The NVIDIA Game Ready Drivers library has helped improve performance and quality in hundreds of next-gen games as well as some older titles (Quake RTX and Portal RTX), demonstrating that NVIDIA is standing by its claims made last year about their artificial intelligence strategy. In this regard, AI could aid in performance and other related instructions and tasks, allowing games to run more smoothly with less graphical interference, removing some, if not all, of the load from the CPU, and processing that information better or more efficiently.
Make it better by working harder. Doing it faster strengthens us. Work is never over, more than ever, hour after hour.

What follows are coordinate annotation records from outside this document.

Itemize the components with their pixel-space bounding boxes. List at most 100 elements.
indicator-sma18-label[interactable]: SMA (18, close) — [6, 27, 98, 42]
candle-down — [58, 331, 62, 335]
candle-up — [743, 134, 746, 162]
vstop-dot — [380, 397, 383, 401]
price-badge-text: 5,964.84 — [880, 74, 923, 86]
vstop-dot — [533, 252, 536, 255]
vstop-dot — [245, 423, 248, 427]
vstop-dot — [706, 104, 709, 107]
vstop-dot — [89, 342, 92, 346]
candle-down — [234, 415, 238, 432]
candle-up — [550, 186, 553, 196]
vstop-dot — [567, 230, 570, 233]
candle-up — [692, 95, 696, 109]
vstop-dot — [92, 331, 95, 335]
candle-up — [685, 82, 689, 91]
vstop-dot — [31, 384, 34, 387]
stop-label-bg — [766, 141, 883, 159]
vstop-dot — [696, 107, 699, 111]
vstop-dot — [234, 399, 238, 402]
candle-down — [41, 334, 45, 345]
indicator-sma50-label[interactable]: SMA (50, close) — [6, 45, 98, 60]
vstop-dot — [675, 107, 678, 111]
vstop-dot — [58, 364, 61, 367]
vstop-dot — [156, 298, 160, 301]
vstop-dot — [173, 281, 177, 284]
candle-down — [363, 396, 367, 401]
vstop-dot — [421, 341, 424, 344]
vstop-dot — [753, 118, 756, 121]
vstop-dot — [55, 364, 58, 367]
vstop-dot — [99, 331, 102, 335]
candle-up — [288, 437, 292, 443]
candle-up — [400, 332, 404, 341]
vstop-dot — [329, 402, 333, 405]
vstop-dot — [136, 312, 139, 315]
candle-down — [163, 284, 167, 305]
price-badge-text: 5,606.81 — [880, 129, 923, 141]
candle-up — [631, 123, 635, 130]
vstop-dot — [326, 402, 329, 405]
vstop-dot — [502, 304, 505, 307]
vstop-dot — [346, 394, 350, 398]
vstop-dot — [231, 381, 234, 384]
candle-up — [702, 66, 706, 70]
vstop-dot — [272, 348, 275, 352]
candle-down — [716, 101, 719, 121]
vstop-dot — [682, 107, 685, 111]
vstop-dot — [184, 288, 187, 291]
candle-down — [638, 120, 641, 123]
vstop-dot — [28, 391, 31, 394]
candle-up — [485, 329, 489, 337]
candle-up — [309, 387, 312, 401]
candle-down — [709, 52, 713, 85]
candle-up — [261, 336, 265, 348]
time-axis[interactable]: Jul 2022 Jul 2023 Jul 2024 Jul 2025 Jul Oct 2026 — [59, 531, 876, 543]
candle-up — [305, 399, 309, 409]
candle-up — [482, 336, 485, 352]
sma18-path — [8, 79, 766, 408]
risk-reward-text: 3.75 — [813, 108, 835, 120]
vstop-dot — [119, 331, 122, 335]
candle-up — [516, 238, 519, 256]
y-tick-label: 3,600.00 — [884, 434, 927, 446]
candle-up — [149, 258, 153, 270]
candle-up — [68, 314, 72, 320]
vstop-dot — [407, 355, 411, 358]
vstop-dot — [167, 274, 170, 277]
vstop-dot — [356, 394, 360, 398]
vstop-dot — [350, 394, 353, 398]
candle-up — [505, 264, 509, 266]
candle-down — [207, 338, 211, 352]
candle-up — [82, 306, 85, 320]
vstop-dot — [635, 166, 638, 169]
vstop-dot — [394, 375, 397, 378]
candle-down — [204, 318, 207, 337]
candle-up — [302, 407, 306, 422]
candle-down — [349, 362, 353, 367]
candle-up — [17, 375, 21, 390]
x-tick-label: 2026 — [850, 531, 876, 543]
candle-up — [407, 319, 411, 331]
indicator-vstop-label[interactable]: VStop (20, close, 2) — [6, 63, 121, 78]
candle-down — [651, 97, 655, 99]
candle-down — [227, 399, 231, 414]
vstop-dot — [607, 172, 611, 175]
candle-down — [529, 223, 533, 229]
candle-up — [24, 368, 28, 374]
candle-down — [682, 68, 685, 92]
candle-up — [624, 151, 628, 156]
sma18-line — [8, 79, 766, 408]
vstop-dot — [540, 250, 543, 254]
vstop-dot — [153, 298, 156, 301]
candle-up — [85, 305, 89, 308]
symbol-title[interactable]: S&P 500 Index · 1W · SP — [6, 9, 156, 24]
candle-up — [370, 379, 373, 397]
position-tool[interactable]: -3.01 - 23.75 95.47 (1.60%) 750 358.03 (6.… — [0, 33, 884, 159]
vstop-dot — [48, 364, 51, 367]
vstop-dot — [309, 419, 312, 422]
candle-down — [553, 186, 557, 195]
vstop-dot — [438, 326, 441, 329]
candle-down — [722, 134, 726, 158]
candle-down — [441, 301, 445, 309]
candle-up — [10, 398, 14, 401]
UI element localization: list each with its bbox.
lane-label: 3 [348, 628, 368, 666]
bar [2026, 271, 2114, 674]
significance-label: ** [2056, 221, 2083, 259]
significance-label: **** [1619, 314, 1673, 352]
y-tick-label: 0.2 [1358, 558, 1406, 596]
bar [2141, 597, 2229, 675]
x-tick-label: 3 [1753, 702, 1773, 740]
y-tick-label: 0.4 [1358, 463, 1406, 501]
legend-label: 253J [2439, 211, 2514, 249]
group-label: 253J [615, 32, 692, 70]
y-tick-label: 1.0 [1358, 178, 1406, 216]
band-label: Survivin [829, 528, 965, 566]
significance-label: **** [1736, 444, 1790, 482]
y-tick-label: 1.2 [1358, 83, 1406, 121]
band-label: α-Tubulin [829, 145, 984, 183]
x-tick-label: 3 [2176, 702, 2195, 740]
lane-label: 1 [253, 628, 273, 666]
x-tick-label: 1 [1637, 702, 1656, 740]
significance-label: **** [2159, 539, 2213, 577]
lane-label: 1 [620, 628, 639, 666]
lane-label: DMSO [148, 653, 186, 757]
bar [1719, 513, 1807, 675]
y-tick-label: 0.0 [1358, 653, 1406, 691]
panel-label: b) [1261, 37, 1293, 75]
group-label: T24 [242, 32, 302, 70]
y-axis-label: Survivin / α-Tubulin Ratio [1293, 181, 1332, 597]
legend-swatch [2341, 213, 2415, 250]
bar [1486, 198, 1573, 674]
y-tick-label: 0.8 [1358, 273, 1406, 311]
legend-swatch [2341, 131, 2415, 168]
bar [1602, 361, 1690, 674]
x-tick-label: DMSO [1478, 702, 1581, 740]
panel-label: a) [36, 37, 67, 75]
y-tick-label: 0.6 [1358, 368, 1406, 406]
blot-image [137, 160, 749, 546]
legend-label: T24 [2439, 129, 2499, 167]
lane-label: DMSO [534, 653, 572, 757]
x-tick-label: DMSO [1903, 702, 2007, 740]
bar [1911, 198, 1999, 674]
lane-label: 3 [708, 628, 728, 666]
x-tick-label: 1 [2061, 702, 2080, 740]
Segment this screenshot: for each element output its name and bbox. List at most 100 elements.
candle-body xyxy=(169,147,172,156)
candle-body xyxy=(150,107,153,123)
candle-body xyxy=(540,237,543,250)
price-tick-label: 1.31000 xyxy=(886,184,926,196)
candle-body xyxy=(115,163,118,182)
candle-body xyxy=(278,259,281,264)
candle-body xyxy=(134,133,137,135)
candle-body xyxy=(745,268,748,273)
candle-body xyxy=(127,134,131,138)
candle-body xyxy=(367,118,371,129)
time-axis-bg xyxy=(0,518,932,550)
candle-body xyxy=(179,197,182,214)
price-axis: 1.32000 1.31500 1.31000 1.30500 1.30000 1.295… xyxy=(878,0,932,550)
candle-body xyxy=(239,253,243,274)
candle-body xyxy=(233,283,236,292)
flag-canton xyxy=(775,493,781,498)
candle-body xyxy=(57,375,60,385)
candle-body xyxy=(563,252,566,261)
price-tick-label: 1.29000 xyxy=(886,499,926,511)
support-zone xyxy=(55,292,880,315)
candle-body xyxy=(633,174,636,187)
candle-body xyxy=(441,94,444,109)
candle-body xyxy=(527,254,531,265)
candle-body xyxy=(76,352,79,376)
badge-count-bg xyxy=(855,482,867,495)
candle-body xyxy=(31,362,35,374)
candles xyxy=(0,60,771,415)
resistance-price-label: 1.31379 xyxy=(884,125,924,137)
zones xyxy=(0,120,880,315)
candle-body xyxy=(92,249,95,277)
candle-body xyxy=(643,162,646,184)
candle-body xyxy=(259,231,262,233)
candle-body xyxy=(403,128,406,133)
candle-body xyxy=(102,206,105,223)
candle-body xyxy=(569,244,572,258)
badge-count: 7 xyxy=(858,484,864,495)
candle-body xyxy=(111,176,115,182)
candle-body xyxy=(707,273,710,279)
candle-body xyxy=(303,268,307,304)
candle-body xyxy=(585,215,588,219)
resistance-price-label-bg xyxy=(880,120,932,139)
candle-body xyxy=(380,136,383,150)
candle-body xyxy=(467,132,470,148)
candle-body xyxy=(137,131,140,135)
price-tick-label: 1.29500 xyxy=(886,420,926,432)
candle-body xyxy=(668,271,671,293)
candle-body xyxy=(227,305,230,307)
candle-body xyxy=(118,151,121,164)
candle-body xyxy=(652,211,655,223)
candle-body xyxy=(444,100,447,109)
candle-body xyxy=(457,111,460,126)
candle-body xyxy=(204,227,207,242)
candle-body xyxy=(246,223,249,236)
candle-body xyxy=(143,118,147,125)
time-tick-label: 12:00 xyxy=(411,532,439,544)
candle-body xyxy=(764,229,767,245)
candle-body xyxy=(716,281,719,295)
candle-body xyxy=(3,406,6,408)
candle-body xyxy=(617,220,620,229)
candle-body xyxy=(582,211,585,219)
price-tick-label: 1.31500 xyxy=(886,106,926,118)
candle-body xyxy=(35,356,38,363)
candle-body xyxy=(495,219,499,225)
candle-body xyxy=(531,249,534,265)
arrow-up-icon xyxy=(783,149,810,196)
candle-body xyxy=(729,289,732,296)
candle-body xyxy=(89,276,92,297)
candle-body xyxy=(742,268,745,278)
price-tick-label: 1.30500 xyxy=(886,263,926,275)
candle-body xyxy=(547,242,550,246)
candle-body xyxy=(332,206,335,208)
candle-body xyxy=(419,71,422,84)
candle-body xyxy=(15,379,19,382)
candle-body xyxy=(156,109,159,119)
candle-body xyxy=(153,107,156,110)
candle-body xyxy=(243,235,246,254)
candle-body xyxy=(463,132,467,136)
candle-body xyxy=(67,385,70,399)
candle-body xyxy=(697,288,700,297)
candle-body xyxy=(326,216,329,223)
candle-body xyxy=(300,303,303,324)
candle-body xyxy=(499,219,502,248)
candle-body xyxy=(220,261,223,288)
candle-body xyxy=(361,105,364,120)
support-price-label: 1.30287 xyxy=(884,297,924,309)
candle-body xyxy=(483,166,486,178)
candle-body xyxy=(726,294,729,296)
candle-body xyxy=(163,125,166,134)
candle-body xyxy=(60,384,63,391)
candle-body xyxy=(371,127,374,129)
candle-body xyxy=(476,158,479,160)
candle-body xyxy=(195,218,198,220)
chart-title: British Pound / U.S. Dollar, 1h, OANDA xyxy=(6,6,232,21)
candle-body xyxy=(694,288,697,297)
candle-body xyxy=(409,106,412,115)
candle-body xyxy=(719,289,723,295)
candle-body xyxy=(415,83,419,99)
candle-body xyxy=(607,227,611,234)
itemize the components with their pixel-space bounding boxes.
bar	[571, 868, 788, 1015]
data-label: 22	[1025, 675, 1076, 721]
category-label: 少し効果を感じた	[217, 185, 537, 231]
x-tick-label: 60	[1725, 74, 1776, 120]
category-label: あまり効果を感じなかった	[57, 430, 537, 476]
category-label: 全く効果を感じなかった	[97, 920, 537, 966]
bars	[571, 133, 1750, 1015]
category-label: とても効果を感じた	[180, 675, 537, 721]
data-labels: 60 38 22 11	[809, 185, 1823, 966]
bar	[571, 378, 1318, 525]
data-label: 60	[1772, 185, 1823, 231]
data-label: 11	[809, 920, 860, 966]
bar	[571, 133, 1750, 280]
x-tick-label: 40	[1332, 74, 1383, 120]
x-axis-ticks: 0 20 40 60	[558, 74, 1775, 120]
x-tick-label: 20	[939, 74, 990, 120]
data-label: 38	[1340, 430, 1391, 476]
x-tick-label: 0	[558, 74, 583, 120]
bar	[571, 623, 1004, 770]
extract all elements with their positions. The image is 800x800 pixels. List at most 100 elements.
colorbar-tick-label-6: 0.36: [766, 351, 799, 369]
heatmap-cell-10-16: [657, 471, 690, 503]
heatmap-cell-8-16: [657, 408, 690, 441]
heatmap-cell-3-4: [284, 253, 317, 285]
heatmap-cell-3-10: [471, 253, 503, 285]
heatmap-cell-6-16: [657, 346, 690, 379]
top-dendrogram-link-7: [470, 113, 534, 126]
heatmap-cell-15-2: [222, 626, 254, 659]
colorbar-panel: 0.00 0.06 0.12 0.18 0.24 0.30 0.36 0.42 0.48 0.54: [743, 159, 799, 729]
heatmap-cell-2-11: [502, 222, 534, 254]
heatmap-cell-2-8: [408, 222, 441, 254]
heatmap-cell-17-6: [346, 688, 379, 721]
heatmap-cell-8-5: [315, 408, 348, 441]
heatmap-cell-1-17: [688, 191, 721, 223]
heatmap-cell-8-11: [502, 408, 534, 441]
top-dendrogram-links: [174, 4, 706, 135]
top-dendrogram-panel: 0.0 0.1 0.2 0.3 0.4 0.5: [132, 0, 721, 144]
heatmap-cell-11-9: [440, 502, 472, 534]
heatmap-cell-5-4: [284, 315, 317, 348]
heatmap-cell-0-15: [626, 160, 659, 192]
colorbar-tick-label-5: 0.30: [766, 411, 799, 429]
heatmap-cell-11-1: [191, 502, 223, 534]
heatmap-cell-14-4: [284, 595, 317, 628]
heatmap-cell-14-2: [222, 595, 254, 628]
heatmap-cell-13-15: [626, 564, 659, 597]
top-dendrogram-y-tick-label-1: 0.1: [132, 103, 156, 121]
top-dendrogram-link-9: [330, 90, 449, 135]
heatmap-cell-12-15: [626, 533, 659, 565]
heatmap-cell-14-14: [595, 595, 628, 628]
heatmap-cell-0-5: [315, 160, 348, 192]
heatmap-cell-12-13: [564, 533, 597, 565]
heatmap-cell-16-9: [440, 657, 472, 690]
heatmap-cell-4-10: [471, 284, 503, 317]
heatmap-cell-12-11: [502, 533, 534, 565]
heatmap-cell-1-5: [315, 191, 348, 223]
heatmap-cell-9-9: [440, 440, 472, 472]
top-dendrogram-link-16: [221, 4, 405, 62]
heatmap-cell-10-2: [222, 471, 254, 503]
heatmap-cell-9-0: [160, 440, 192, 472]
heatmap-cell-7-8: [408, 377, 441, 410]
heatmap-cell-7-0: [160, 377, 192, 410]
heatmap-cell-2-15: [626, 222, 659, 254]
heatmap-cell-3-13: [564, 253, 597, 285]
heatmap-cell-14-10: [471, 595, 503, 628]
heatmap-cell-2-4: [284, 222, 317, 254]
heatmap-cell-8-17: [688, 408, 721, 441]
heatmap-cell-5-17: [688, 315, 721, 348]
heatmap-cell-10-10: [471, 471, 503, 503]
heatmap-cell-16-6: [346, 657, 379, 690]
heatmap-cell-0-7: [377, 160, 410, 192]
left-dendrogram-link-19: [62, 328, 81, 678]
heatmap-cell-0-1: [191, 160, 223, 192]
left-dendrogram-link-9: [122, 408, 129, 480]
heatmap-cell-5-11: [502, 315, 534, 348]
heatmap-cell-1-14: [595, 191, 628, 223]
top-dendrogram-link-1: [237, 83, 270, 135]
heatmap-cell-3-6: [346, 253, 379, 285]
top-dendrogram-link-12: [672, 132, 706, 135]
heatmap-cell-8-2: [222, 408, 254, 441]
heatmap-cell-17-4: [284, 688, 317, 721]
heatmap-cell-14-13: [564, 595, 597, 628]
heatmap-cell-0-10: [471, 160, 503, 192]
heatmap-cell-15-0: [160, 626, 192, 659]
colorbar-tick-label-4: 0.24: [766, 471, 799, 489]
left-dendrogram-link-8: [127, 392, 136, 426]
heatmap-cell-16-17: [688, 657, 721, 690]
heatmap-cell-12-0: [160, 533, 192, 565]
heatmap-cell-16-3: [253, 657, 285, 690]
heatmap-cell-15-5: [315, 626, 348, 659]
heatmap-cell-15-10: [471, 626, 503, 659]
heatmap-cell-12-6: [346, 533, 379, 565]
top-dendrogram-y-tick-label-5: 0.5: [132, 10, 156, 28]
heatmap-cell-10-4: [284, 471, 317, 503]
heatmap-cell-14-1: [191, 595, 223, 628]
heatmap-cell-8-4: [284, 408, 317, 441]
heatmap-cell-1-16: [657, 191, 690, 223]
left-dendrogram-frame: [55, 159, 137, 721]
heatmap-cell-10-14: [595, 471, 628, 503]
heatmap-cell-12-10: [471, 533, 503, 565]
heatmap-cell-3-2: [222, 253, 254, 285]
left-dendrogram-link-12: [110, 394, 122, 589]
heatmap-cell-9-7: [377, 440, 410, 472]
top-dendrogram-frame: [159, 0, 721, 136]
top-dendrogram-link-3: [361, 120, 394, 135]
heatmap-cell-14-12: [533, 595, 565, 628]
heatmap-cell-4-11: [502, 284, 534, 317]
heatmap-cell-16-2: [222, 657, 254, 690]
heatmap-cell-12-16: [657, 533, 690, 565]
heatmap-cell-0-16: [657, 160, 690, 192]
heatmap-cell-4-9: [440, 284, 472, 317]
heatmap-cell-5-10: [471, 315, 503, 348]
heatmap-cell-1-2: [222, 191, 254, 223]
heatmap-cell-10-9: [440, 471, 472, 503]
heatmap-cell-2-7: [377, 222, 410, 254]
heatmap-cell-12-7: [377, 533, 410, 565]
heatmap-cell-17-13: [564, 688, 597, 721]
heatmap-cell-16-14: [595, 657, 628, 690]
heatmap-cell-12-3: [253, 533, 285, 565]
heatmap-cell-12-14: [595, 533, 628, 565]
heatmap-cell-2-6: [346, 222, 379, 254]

— Daft Punk’s Harder, Better, Faster, Stronger
CapFrameX tweeted this morning about upcoming drivers that would optimise the NVIDIA Game Ready Drivers with AI enhancements and would be released this year, possibly sooner than expected. It should be noted that the Twitter leaker posted this as a rumour and that it should be treated as a future possibility. It remains to be seen whether these improvements will be delivered via a separate suite or integrated into existing RTX technologies such as DLSS, which rely heavily on AI Tensor cores. NVIDIA did promise to add a variety of improvements and deliver a major update to DLSS by the end of this quarter.
AMD is also working to incorporate AI into its upcoming FSR 3 technology, and their recent Ryzen 7040 ‘Phoenix’ APUs use Xilinx-based AI technology for faster ML and DNN capabilities. This new driver advancement would make use of AMD Radeon Super Resolution, which improves specific latency enhancements and upscaling across the entire system rather than just specifying the overhead to one section of the computer.
With the introduction of its tensor core design, NVIDIA has been at the forefront of AI innovation, and these cores are likely to play a critical role if this news is true. Again, because this is highly speculative, it is unclear how any of this would work or what hardware would be required.